In a brief but dazzling display, a 1.86-second burst of flame emerges from the A-1 test stand at Stennis Space Center as NASA kicks off the first in a series of J-2X powerpack tests the evening of Feb. 15. Credit: NASA/SSC

The first test was conducted yesterday on the J-2X engine powerpack by engineers at NASA’s Stennis Space Center. This initial test was the first time cryogenic fuels were introduced into the powerpack and was designed to ensure that the powerpack and facility control systems are functioning properly.

Engineers at NASA’s Stennis Space Center conducted an initial test of the J-2X engine powerpack Feb. 15, kicking off a series of key tests in development of the rocket engine that will carry humans deeper into space than ever before.

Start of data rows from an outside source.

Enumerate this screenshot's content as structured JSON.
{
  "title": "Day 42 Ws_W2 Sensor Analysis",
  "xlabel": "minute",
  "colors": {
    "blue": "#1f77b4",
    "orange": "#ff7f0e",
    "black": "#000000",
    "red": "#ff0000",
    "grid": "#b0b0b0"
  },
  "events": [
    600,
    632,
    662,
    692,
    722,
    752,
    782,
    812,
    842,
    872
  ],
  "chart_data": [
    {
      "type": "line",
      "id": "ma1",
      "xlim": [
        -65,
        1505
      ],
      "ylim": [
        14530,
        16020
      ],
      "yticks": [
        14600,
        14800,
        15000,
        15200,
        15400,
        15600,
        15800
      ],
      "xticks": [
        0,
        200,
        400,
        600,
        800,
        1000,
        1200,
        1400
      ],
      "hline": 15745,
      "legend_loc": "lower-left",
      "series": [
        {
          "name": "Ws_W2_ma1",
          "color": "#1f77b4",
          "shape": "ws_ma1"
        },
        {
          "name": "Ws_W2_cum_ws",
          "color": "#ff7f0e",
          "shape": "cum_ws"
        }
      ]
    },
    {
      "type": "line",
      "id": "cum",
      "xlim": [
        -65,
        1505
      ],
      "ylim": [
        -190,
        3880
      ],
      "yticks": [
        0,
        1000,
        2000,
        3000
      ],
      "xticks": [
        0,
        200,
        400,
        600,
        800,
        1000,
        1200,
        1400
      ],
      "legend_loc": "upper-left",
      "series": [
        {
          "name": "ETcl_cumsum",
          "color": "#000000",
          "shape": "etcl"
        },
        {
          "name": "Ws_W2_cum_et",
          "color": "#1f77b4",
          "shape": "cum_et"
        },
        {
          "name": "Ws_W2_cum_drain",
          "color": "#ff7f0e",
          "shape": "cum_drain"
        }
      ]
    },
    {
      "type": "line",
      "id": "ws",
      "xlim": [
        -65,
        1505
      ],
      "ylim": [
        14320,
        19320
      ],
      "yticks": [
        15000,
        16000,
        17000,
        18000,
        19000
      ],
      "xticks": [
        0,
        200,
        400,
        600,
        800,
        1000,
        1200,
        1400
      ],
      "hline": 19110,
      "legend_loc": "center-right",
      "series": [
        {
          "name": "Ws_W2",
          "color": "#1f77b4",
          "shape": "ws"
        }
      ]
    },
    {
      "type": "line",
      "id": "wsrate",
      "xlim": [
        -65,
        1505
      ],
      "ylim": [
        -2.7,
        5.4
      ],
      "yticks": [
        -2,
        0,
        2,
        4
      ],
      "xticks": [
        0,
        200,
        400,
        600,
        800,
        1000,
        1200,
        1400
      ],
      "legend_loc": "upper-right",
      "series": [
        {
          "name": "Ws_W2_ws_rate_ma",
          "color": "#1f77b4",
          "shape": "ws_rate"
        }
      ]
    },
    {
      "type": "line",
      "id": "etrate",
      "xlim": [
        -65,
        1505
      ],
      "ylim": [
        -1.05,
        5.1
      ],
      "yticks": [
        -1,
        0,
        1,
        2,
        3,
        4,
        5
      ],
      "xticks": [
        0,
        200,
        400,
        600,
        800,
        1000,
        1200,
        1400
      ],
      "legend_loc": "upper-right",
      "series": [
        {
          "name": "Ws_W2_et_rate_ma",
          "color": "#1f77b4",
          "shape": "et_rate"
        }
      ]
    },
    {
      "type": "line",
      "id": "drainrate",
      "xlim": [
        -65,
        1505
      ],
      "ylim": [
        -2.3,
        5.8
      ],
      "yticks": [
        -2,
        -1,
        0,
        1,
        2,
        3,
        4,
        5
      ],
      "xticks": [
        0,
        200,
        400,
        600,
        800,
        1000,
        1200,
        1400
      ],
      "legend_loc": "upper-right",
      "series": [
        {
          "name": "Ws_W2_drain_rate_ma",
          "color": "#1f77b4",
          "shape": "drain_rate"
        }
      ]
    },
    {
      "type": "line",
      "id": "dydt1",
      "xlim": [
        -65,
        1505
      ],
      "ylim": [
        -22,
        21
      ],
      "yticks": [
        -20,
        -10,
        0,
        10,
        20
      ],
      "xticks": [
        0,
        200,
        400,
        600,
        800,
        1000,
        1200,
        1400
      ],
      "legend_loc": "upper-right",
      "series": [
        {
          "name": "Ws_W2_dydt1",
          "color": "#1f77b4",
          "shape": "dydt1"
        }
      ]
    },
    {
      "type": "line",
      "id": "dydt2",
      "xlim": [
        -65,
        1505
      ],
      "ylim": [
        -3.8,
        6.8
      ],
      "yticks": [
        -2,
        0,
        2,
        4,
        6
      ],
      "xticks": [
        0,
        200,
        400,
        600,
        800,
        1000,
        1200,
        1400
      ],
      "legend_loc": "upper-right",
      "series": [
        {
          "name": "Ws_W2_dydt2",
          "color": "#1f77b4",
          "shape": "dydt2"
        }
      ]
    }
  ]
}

This test is the first of about a dozen various powerpack tests that will be conducted throughout the year at Stennis. The initial test was designed to ensure powerpack and facility control systems are functioning properly. It also marked the first step in establishing start sequencing for tests and was the first time cryogenic fuels were introduced into the powerpack to ensure the integrity of the facility and the test article in preparation for full power, longer duration testing.

The powerpack is a system of components on the top portion of the J-2X engine, including the gas generator, oxygen and fuel turbopumps, and related ducts and valves. On the full J-2X engine, the powerpack system feeds the thrust chamber system which produces engine thrust.

The J-2X is being developed by Pratt & Whitney Rocketdyne for NASA’s Marshall Space Flight Center in Huntsville, Ala. It is the first human-rated liquid oxygen and liquid hydrogen rocket engine to be developed in 40 years. The J-2X will provide upper-stage power for NASA’s Space Launch System, a new heavy-lift vehicle capable of missions beyond low-Earth orbit.

The new powerpack test series is the second for the J-2X engine. Testing of an Apollo-era powerpack at Stennis in 2008 provided critical data for development of the new, more advanced turbomachinery.